President Obama also proposed a $1 billion “JobCorps” to hire veterans to rebuild roads and trails on public lands, while providing federal dollars to local agencies that hire more veterans as police and firefighters, but there’s been little movement in Congress on the proposal. One Republican recently called the “JobCorps” proposal on public lands a waste of money, but there’s been a new incentive for the private sector in the form of a tax credit worth up to $5,600 for employers who hire unemployed veterans, which doubles if they hire disabled veterans.

Will it work?

“This generation is leaving military service probably to face an economic environment unprecedented in drawdown periods of any previous war,” said Michael Haynie, director of the Institute for Veterans and Military Families at Syracuse University, noting that unemployment after World War II — the largest demobilization of the Armed Forces in our history — was 4 percent.

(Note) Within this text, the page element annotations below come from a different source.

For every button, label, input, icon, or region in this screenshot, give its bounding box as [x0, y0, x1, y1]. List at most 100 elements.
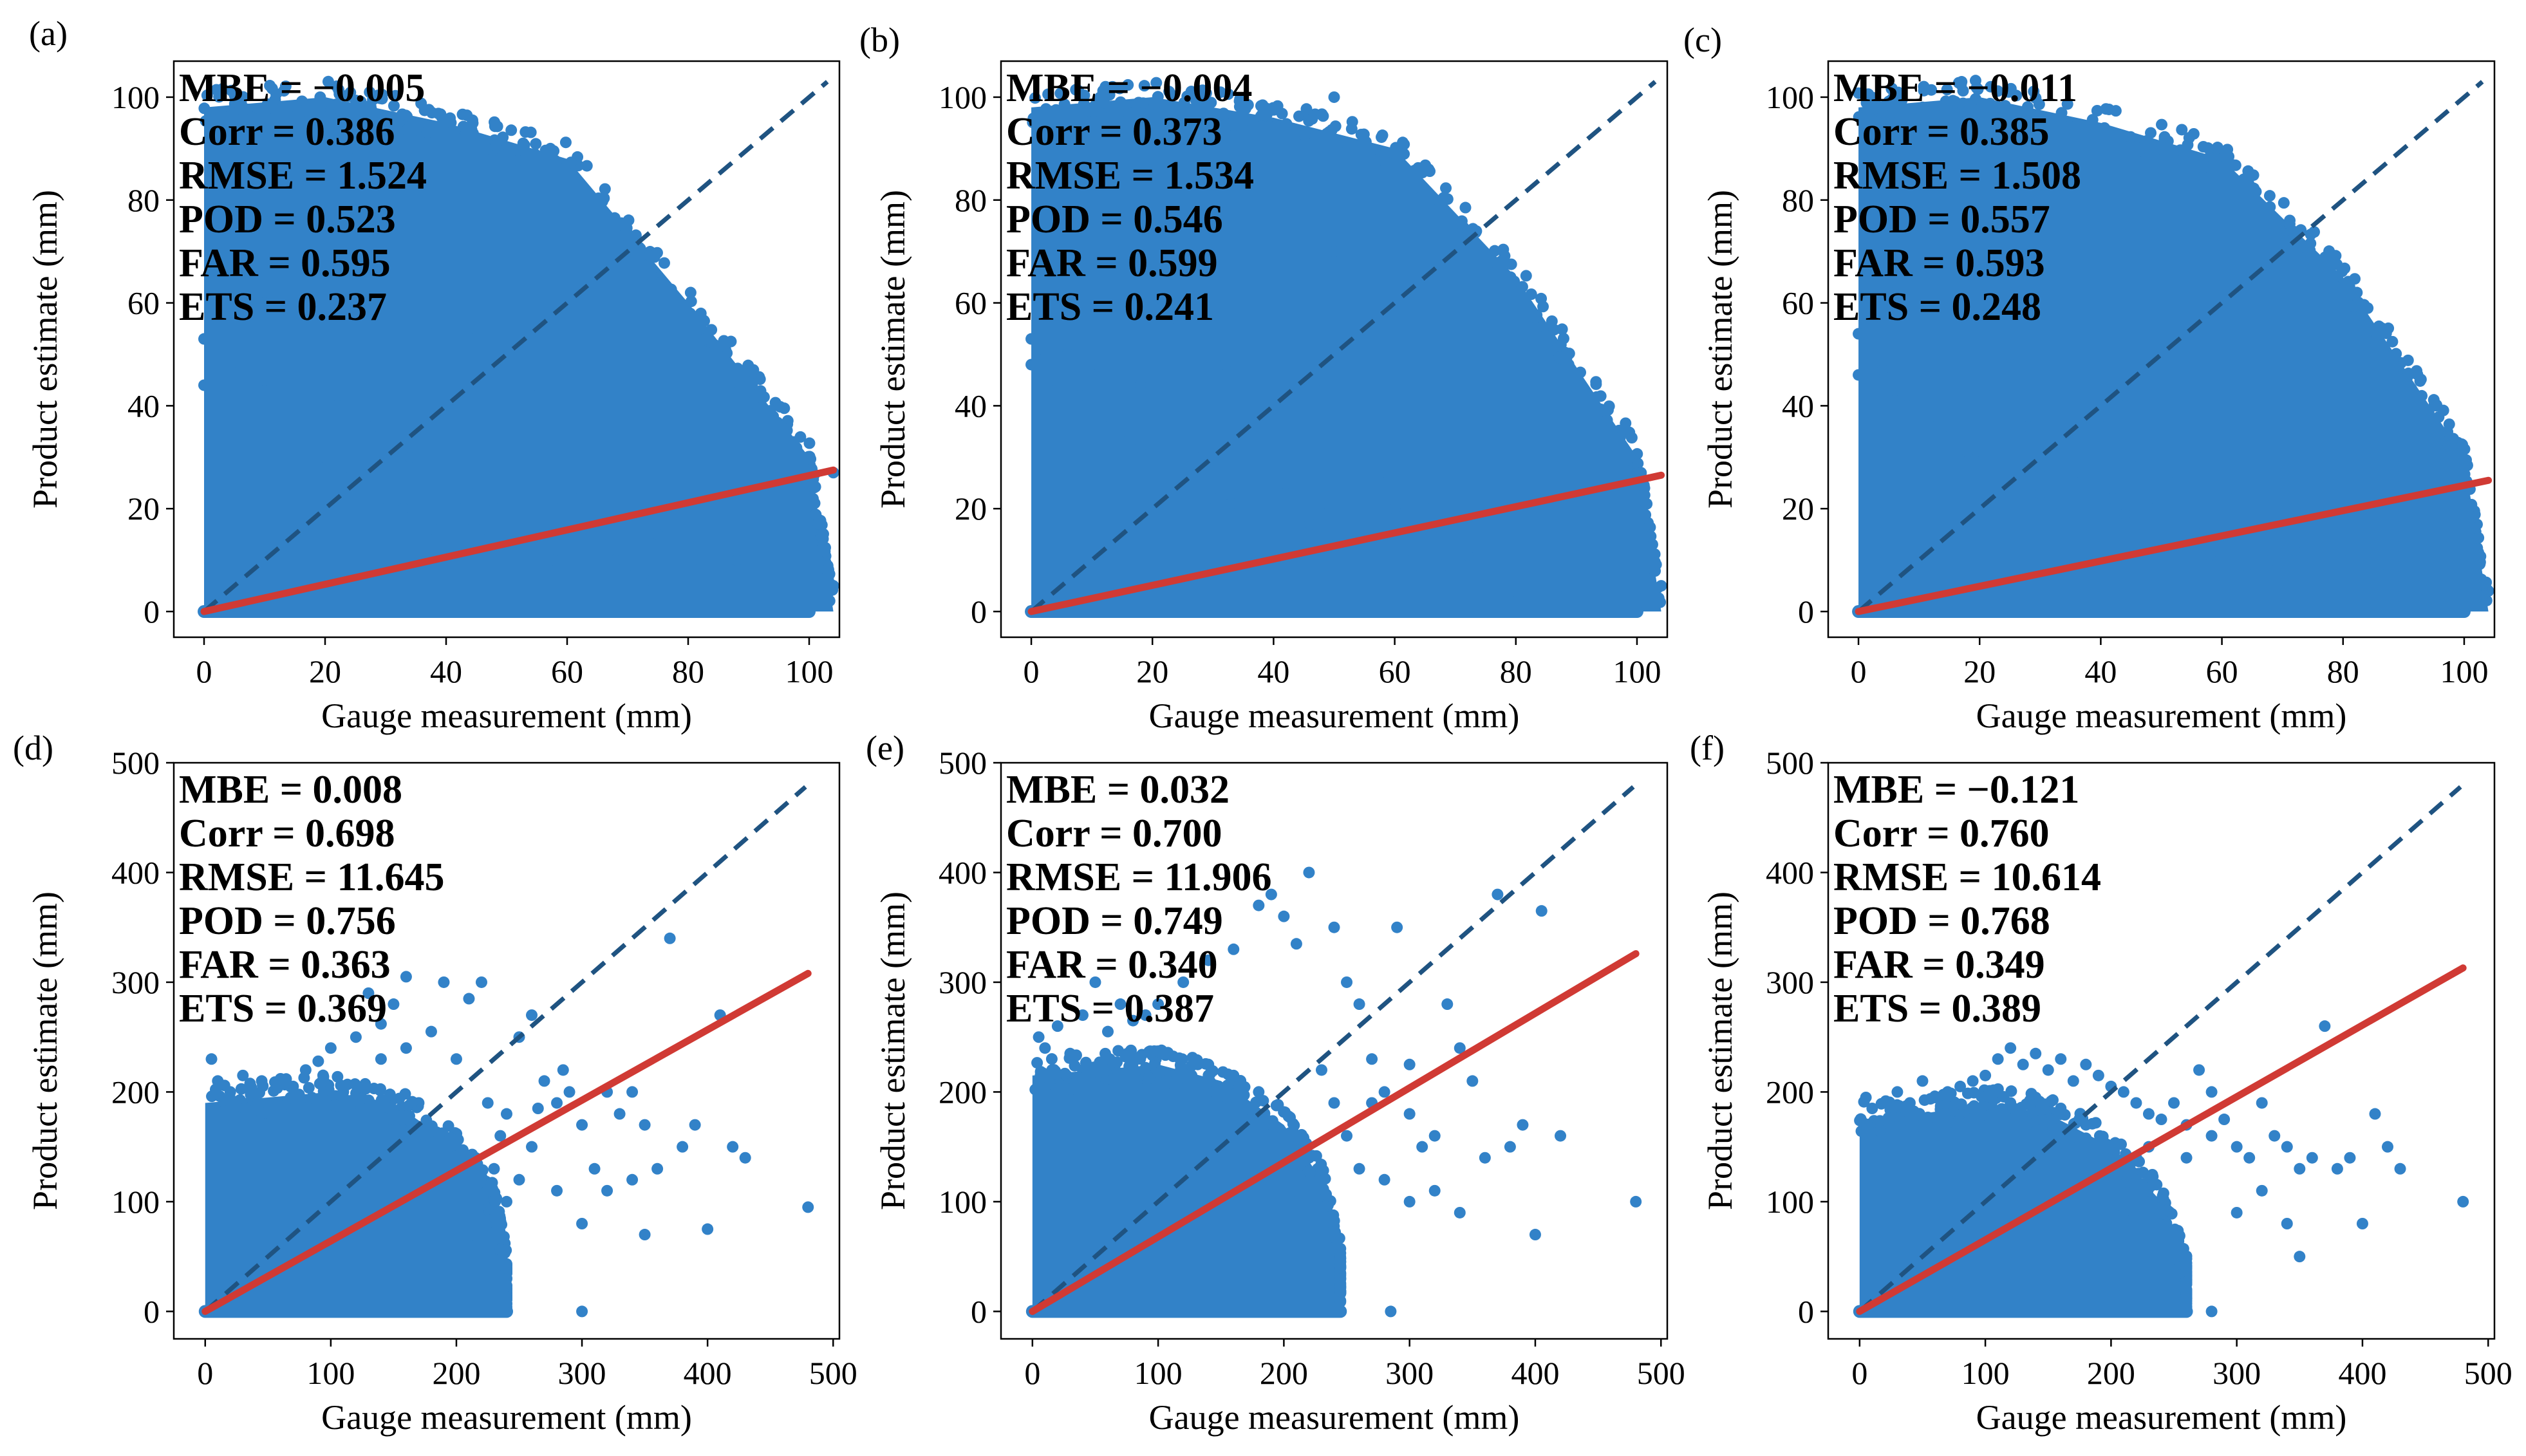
scatter-point [343, 142, 355, 154]
scatter-point [237, 1069, 249, 1081]
scatter-point [2250, 185, 2262, 198]
scatter-point [279, 80, 292, 93]
scatter-point [1853, 111, 1865, 123]
scatter-point [778, 423, 791, 435]
scatter-point [2216, 503, 2228, 515]
scatter-point [684, 286, 697, 299]
scatter-point [362, 1110, 374, 1122]
x-tick-label: 500 [809, 1355, 857, 1391]
stat-line: MBE = −0.011 [1833, 66, 2077, 110]
scatter-point [563, 1086, 575, 1098]
scatter-point [816, 532, 828, 544]
scatter-point [333, 84, 345, 96]
scatter-point [1499, 250, 1511, 262]
scatter-point [1270, 1099, 1282, 1112]
scatter-point [1170, 312, 1183, 324]
scatter-point [2091, 104, 2103, 117]
scatter-point [1978, 1099, 1990, 1112]
scatter-point [1645, 530, 1657, 543]
scatter-point [337, 109, 350, 122]
scatter-point [2110, 105, 2122, 117]
scatter-point [581, 160, 593, 172]
stat-line: RMSE = 1.508 [1833, 154, 2081, 198]
scatter-point [399, 1088, 411, 1100]
scatter-point [1941, 84, 1953, 96]
scatter-point [2064, 120, 2076, 133]
x-tick-label: 200 [432, 1355, 480, 1391]
scatter-point [2369, 1108, 2381, 1120]
scatter-point [248, 1105, 260, 1117]
scatter-point [472, 1173, 484, 1186]
scatter-point [639, 1229, 651, 1241]
scatter-point [2268, 212, 2280, 225]
scatter-point [626, 1173, 639, 1186]
y-tick-label: 80 [127, 182, 160, 218]
y-tick-label: 100 [111, 1184, 160, 1220]
x-tick-label: 60 [551, 653, 583, 689]
scatter-point [2010, 359, 2022, 371]
scatter-point [1290, 1195, 1302, 1208]
scatter-point [1425, 492, 1437, 505]
y-tick-label: 500 [111, 745, 160, 781]
scatter-point [1582, 580, 1595, 592]
scatter-point [2473, 546, 2485, 559]
scatter-point [1492, 888, 1504, 901]
scatter-point [476, 1192, 489, 1204]
scatter-point [1410, 182, 1422, 194]
scatter-point [489, 503, 501, 515]
scatter-point [1992, 1053, 2004, 1065]
scatter-point [491, 120, 503, 133]
scatter-point [2099, 122, 2111, 134]
scatter-point [689, 1119, 701, 1131]
x-axis-label: Gauge measurement (mm) [1149, 696, 1520, 735]
y-tick-label: 20 [955, 490, 987, 527]
stat-line: FAR = 0.593 [1833, 241, 2045, 285]
y-tick-label: 0 [971, 593, 987, 630]
scatter-point [512, 513, 525, 525]
scatter-point [1143, 1072, 1155, 1084]
x-axis-label: Gauge measurement (mm) [321, 696, 692, 735]
scatter-point [298, 1072, 310, 1084]
scatter-point [1437, 559, 1449, 572]
scatter-point [416, 462, 428, 474]
x-tick-label: 20 [309, 653, 341, 689]
scatter-point [1123, 1047, 1135, 1059]
scatter-point [216, 82, 229, 95]
scatter-point [652, 528, 664, 541]
scatter-point [1389, 503, 1401, 515]
scatter-point [1098, 410, 1110, 422]
scatter-point [512, 472, 525, 484]
scatter-point [1266, 1115, 1278, 1127]
scatter-point [501, 1108, 512, 1120]
scatter-point [610, 554, 622, 566]
zero-estimate-strip [1025, 605, 1643, 619]
scatter-point [423, 104, 435, 116]
scatter-point [1230, 1088, 1242, 1100]
scatter-point [428, 523, 440, 536]
scatter-point [355, 1101, 368, 1114]
scatter-point [746, 365, 758, 377]
scatter-point [482, 1097, 494, 1109]
scatter-point [2373, 559, 2386, 572]
scatter-point [343, 297, 355, 309]
scatter-point [1293, 110, 1305, 122]
scatter-point [312, 1055, 324, 1067]
scatter-point [1280, 487, 1292, 499]
scatter-point [754, 373, 766, 386]
scatter-point [1031, 1057, 1043, 1069]
scatter-point [2017, 1058, 2029, 1070]
regression-line [1855, 476, 2493, 615]
scatter-point [449, 1150, 461, 1162]
scatter-point [289, 100, 301, 113]
y-tick-label: 80 [955, 182, 987, 218]
scatter-point [2205, 1305, 2218, 1318]
scatter-point [497, 131, 509, 144]
scatter-point [597, 528, 610, 541]
scatter-point [1961, 446, 1974, 458]
plot-area [198, 785, 814, 1318]
scatter-point [1860, 97, 1873, 109]
scatter-point [261, 98, 274, 110]
scatter-point [2082, 518, 2095, 530]
scatter-point [2115, 1138, 2128, 1150]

That downsizing, and this one, are a long way from Revolutionary War days, when, under orders from Congress, the new nation’s military was reduced to only 80 privates and a few officers — 25 of them ordered to guard stores at Fort Pitt.

Much has changed — or must change, said the gruff-talking Maj. Gen. Mark MacCarley, deputy commander of the Army Reserve, speaking at the February jobs conference in Washington, D.C., invoking Black Jack Pershing, Omar Bradley and other leaders who created warriors and led them into battle in the last century’s wars.

The military must now “make warriors transition to citizens, and make the process seamless.”

“When a warrior comes back to his family, he should be able to say, ‘yes I have served my country proudly, with distinction, now I am coming back to take care of my family.’ But too many don’t have that peace and harmony, and struggle to put food on the table,” he said.

“Ladies and gentlemen,” he all but barked at the audience, “that is wrong.”